Evernote has slashed the price of its Premium membership as a new report indicates the company is struggling financially and facing leadership departures. According to a new report from TechCrunch, Evernote has lost its CTO, CFO, CPO, and HR head in the last month…
Amid the departure of CTO Anirban Kundu, CFO Vincent Toolan, CPO Erik Wrobel and head of HR Michelle Wagner, Evernote has moved several recent hires to expanded roles within the company.
Ranjit Probhu, who joined Evernote in May of this year as a SVP of engineering, will partner with Andrew Malcom, SVP of product, growth, and marketing, to work on “how tech and product will fit together.” Susan Stick, who was hired in June as Evernote’s general counsel, is expanding to cover “people operations.” Francie Strong, VP of communications, is also expanding to be SVP of brand and communications.

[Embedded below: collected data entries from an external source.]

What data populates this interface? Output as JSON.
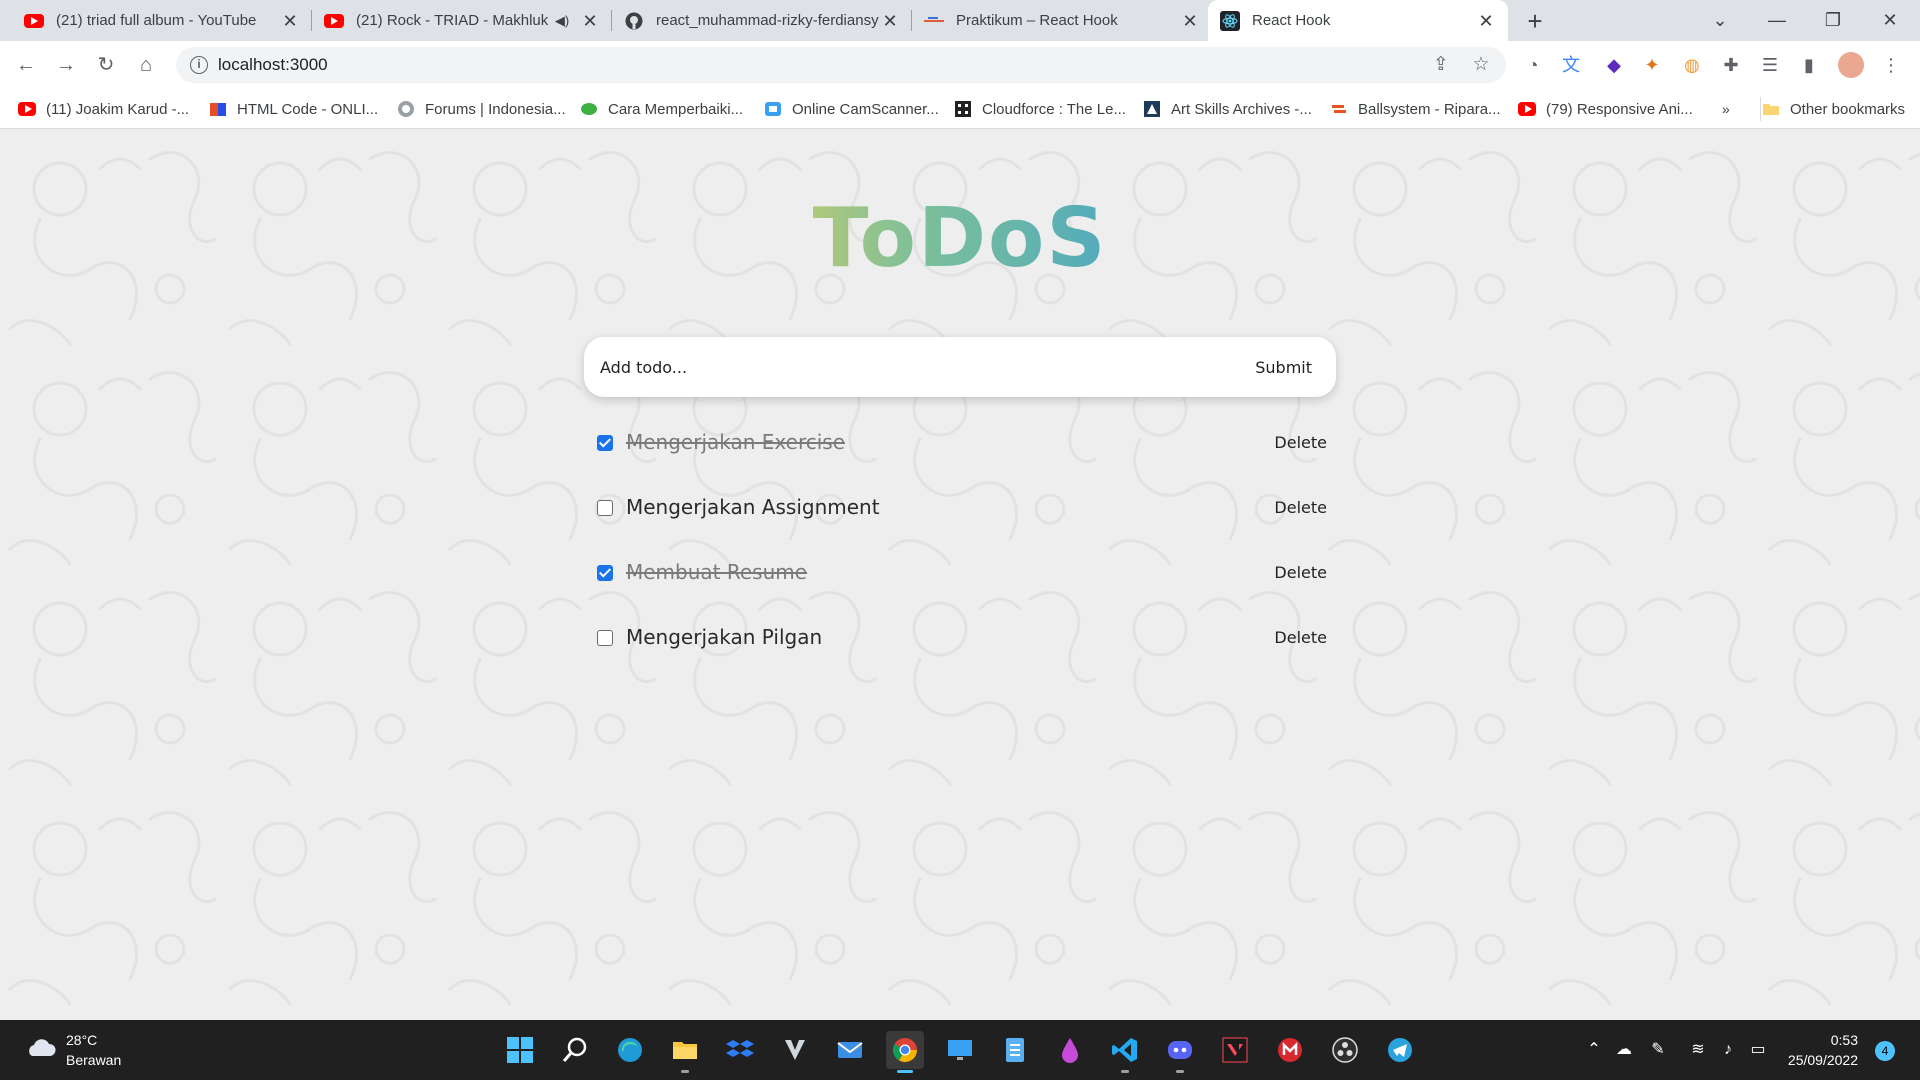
{
  "browser": {
    "tabs": [
      {
        "title": "(21) triad full album - YouTube",
        "icon": "youtube-icon"
      },
      {
        "title": "(21) Rock - TRIAD - Makhluk",
        "icon": "youtube-icon"
      },
      {
        "title": "react_muhammad-rizky-ferdiansy",
        "icon": "github-icon"
      },
      {
        "title": "Praktikum – React Hook",
        "icon": "alterra-icon"
      },
      {
        "title": "React Hook",
        "icon": "react-icon"
      }
    ],
    "active_tab": 4,
    "url": "localhost:3000",
    "bookmarks": [
      {
        "label": "(11) Joakim Karud -...",
        "icon": "youtube-icon"
      },
      {
        "label": "HTML Code - ONLI...",
        "icon": "html-code-icon"
      },
      {
        "label": "Forums | Indonesia...",
        "icon": "forum-icon"
      },
      {
        "label": "Cara Memperbaiki...",
        "icon": "leaf-icon"
      },
      {
        "label": "Online CamScanner...",
        "icon": "camscanner-icon"
      },
      {
        "label": "Cloudforce : The Le...",
        "icon": "grid-icon"
      },
      {
        "label": "Art Skills Archives -...",
        "icon": "art-icon"
      },
      {
        "label": "Ballsystem - Ripara...",
        "icon": "ball-icon"
      },
      {
        "label": "(79) Responsive Ani...",
        "icon": "youtube-icon"
      }
    ],
    "other_bookmarks": "Other bookmarks"
  },
  "app": {
    "title": "ToDoS",
    "input_placeholder": "Add todo...",
    "submit_label": "Submit",
    "delete_label": "Delete",
    "todos": [
      {
        "text": "Mengerjakan Exercise",
        "completed": true
      },
      {
        "text": "Mengerjakan Assignment",
        "completed": false
      },
      {
        "text": "Membuat Resume",
        "completed": true
      },
      {
        "text": "Mengerjakan Pilgan",
        "completed": false
      }
    ]
  },
  "taskbar": {
    "weather_temp": "28°C",
    "weather_desc": "Berawan",
    "time": "0:53",
    "date": "25/09/2022",
    "notification_count": "4"
  },
  "colors": {
    "title_gradient": [
      "#c8cc6e",
      "#7cbf9a",
      "#47a6c5"
    ],
    "checkbox_checked": "#1a73e8",
    "taskbar_bg": "#202020",
    "page_bg": "#eeeeee"
  }
}
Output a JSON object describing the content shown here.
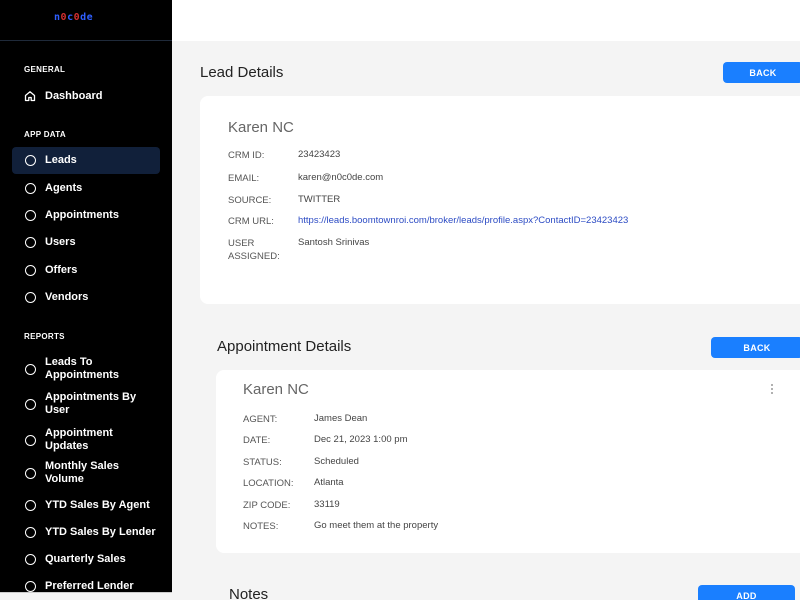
{
  "logo": {
    "p1": "n",
    "p2": "0",
    "p3": "c",
    "p4": "0",
    "p5": "de"
  },
  "sidebar": {
    "general_heading": "GENERAL",
    "dashboard": "Dashboard",
    "app_data_heading": "APP DATA",
    "app_items": [
      "Leads",
      "Agents",
      "Appointments",
      "Users",
      "Offers",
      "Vendors"
    ],
    "reports_heading": "REPORTS",
    "report_items": [
      "Leads To Appointments",
      "Appointments By User",
      "Appointment Updates",
      "Monthly Sales Volume",
      "YTD Sales By Agent",
      "YTD Sales By Lender",
      "Quarterly Sales",
      "Preferred Lender"
    ]
  },
  "lead": {
    "title": "Lead Details",
    "back_label": "BACK",
    "name": "Karen NC",
    "fields": [
      {
        "label": "CRM ID:",
        "value": "23423423"
      },
      {
        "label": "EMAIL:",
        "value": "karen@n0c0de.com"
      },
      {
        "label": "SOURCE:",
        "value": "TWITTER"
      },
      {
        "label": "CRM URL:",
        "value": "https://leads.boomtownroi.com/broker/leads/profile.aspx?ContactID=23423423"
      },
      {
        "label": "USER ASSIGNED:",
        "value": "Santosh Srinivas"
      }
    ]
  },
  "appointment": {
    "title": "Appointment Details",
    "back_label": "BACK",
    "name": "Karen NC",
    "fields": [
      {
        "label": "AGENT:",
        "value": "James Dean"
      },
      {
        "label": "DATE:",
        "value": "Dec 21, 2023 1:00 pm"
      },
      {
        "label": "STATUS:",
        "value": "Scheduled"
      },
      {
        "label": "LOCATION:",
        "value": "Atlanta"
      },
      {
        "label": "ZIP CODE:",
        "value": "33119"
      },
      {
        "label": "NOTES:",
        "value": "Go meet them at the property"
      }
    ]
  },
  "notes": {
    "title": "Notes",
    "add_label": "ADD"
  },
  "colors": {
    "accent": "#1a7fff",
    "sidebar_bg": "#000000",
    "active_bg": "#11203a",
    "link": "#2d4cc4"
  },
  "icons": {
    "dashboard": "home-icon",
    "nav": "circle-icon",
    "menu": "kebab-icon"
  }
}
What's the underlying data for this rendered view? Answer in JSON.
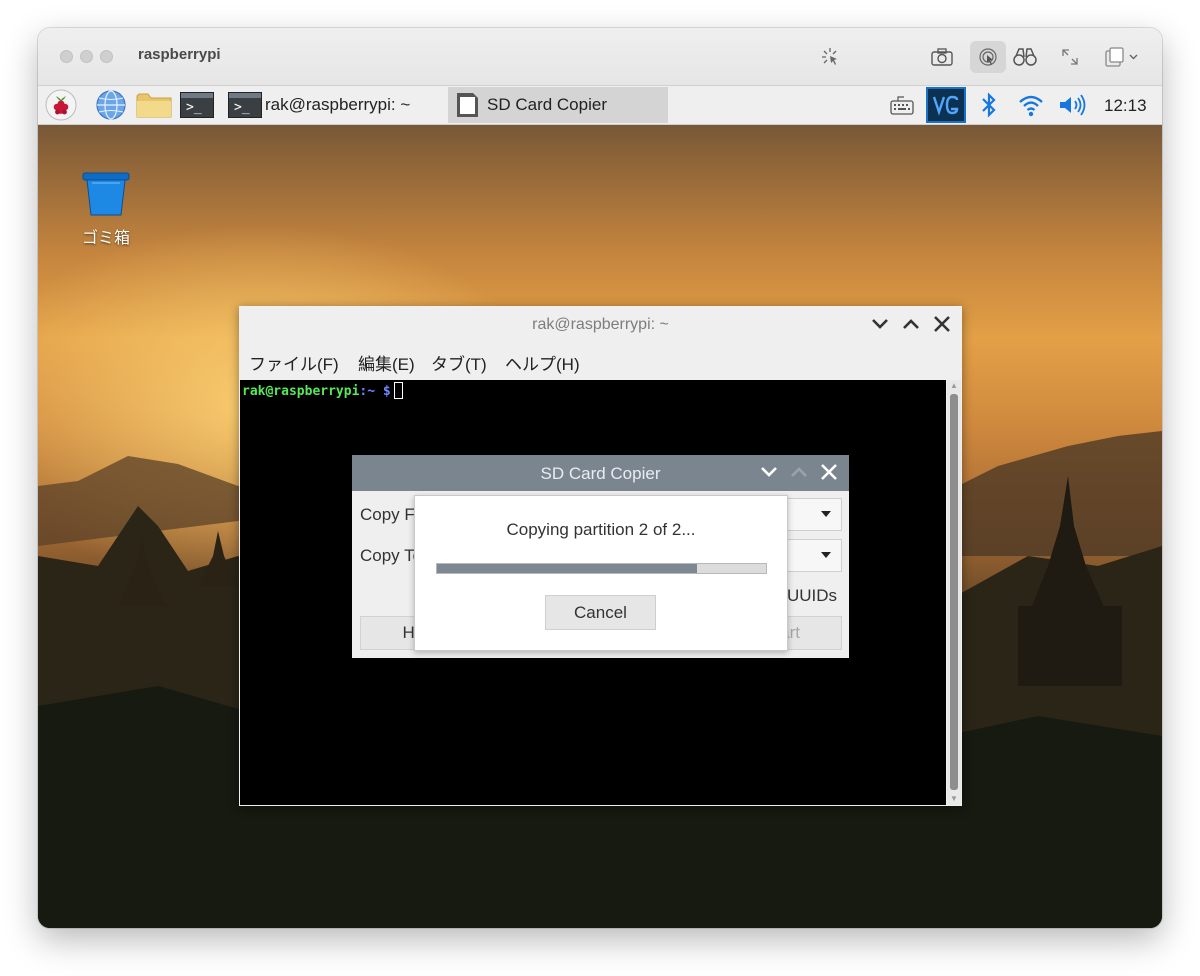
{
  "mac": {
    "title": "raspberrypi",
    "toolbar_icons": [
      "pointer-icon",
      "camera-icon",
      "touch-icon",
      "binoculars-icon",
      "expand-icon",
      "clipboard-icon"
    ]
  },
  "taskbar": {
    "launchers": [
      "raspberry-menu-icon",
      "globe-icon",
      "folder-icon",
      "terminal-icon"
    ],
    "tasks": [
      {
        "label": "rak@raspberrypi: ~",
        "icon": "terminal-icon",
        "active": false
      },
      {
        "label": "SD Card Copier",
        "icon": "sd-card-icon",
        "active": true
      }
    ],
    "tray_icons": [
      "keyboard-icon",
      "vnc-icon",
      "bluetooth-icon",
      "wifi-icon",
      "volume-icon"
    ],
    "clock": "12:13"
  },
  "desktop": {
    "trash_label": "ゴミ箱"
  },
  "terminal": {
    "title": "rak@raspberrypi: ~",
    "menus": [
      "ファイル(F)",
      "編集(E)",
      "タブ(T)",
      "ヘルプ(H)"
    ],
    "prompt_user": "rak@raspberrypi",
    "prompt_path": ":~ $"
  },
  "sd_copier": {
    "title": "SD Card Copier",
    "copy_from_label": "Copy From Device:",
    "copy_to_label": "Copy To Device:",
    "uuids_label": "New Partition UUIDs",
    "help_button": "Help",
    "start_button": "Start"
  },
  "progress_dialog": {
    "message": "Copying partition 2 of 2...",
    "progress_fraction": 0.79,
    "cancel_label": "Cancel"
  },
  "colors": {
    "prompt_green": "#57e85a",
    "prompt_blue": "#6b88ff",
    "dialog_titlebar": "#7b8590",
    "progress_fill": "#7d8893",
    "vnc_blue": "#1673c7",
    "tray_blue": "#1677e0"
  }
}
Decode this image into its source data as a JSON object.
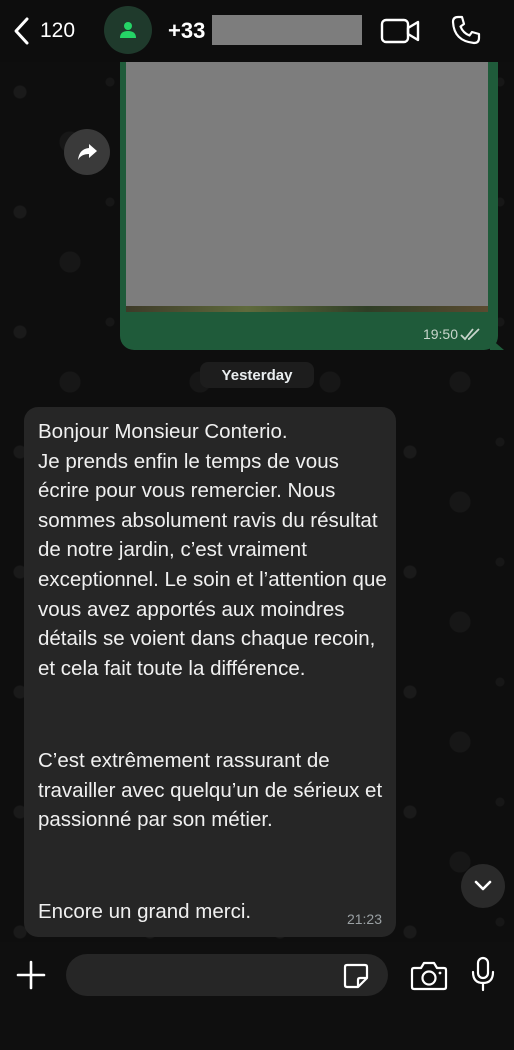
{
  "header": {
    "back_count": "120",
    "contact_prefix": "+33"
  },
  "messages": {
    "outgoing_time": "19:50",
    "date_separator": "Yesterday",
    "incoming": {
      "paragraph_1": "Bonjour Monsieur Conterio.\nJe prends enfin le temps de vous écrire pour vous remercier. Nous sommes absolument ravis du résultat de notre jardin, c’est vraiment exceptionnel. Le soin et l’attention que vous avez apportés aux moindres détails se voient dans chaque recoin, et cela fait toute la différence.",
      "paragraph_2": "C’est extrêmement rassurant de travailler avec quelqu’un de sérieux et passionné par son métier.",
      "paragraph_3": "Encore un grand merci.",
      "time": "21:23"
    }
  },
  "input": {
    "placeholder": ""
  },
  "colors": {
    "outgoing_bubble": "#1f5b3a",
    "incoming_bubble": "#262626",
    "accent": "#25d366"
  },
  "icons": {
    "back": "chevron-left-icon",
    "avatar": "person-icon",
    "video": "video-camera-icon",
    "call": "phone-icon",
    "forward": "forward-icon",
    "scroll_down": "chevron-down-icon",
    "plus": "plus-icon",
    "sticker": "sticker-icon",
    "camera": "camera-icon",
    "mic": "microphone-icon"
  }
}
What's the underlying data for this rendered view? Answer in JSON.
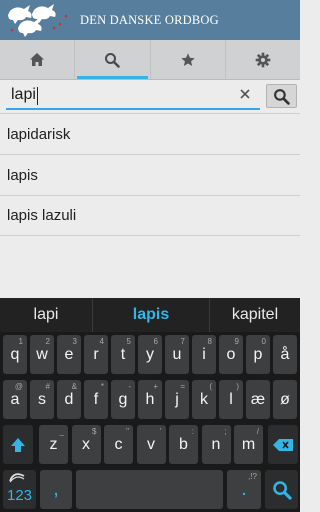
{
  "header": {
    "title": "DEN DANSKE ORDBOG"
  },
  "tabs": [
    {
      "icon": "home-icon",
      "active": false
    },
    {
      "icon": "search-icon",
      "active": true
    },
    {
      "icon": "star-icon",
      "active": false
    },
    {
      "icon": "gear-icon",
      "active": false
    }
  ],
  "search": {
    "value": "lapi"
  },
  "results": [
    "lapidarisk",
    "lapis",
    "lapis lazuli"
  ],
  "keyboard": {
    "suggestions": [
      "lapi",
      "lapis",
      "kapitel"
    ],
    "row1": [
      {
        "k": "q",
        "h": "1"
      },
      {
        "k": "w",
        "h": "2"
      },
      {
        "k": "e",
        "h": "3"
      },
      {
        "k": "r",
        "h": "4"
      },
      {
        "k": "t",
        "h": "5"
      },
      {
        "k": "y",
        "h": "6"
      },
      {
        "k": "u",
        "h": "7"
      },
      {
        "k": "i",
        "h": "8"
      },
      {
        "k": "o",
        "h": "9"
      },
      {
        "k": "p",
        "h": "0"
      },
      {
        "k": "å",
        "h": ""
      }
    ],
    "row2": [
      {
        "k": "a",
        "h": "@"
      },
      {
        "k": "s",
        "h": "#"
      },
      {
        "k": "d",
        "h": "&"
      },
      {
        "k": "f",
        "h": "*"
      },
      {
        "k": "g",
        "h": "-"
      },
      {
        "k": "h",
        "h": "+"
      },
      {
        "k": "j",
        "h": "="
      },
      {
        "k": "k",
        "h": "("
      },
      {
        "k": "l",
        "h": ")"
      },
      {
        "k": "æ",
        "h": ""
      },
      {
        "k": "ø",
        "h": ""
      }
    ],
    "row3": [
      {
        "k": "z",
        "h": "_"
      },
      {
        "k": "x",
        "h": "$"
      },
      {
        "k": "c",
        "h": "\""
      },
      {
        "k": "v",
        "h": "'"
      },
      {
        "k": "b",
        "h": ":"
      },
      {
        "k": "n",
        "h": ";"
      },
      {
        "k": "m",
        "h": "/"
      }
    ],
    "num_label": "123",
    "comma": ",",
    "period": ".",
    "period_hint": ",!?"
  },
  "colors": {
    "header": "#577e9d",
    "accent": "#33b5e5"
  }
}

While Evernote confirmed the departure of each executive to TechCrunch, the company did not offer any reasoning. The report cites an anonymous source, however, who said that Evernote is in a “death spiral” due to flat user growth and a lack of enterprise adoption:
A person who tipped TechCrunch off to the executive departures gave a slightly more blunt and uncharitable spin on the state of affairs. “Evernote is in a death spiral,” the tipster claimed. “Paid user growth and active users have been flat for the last six years and their enterprise product offering has not caught on.”
As noted by The Verge, Evernote has drastically cut the price of its Premium membership this week. When purchasing in the form of a yearly subscription, you can net an Evernote Premium membership for $42 – down from its normal rate of $70.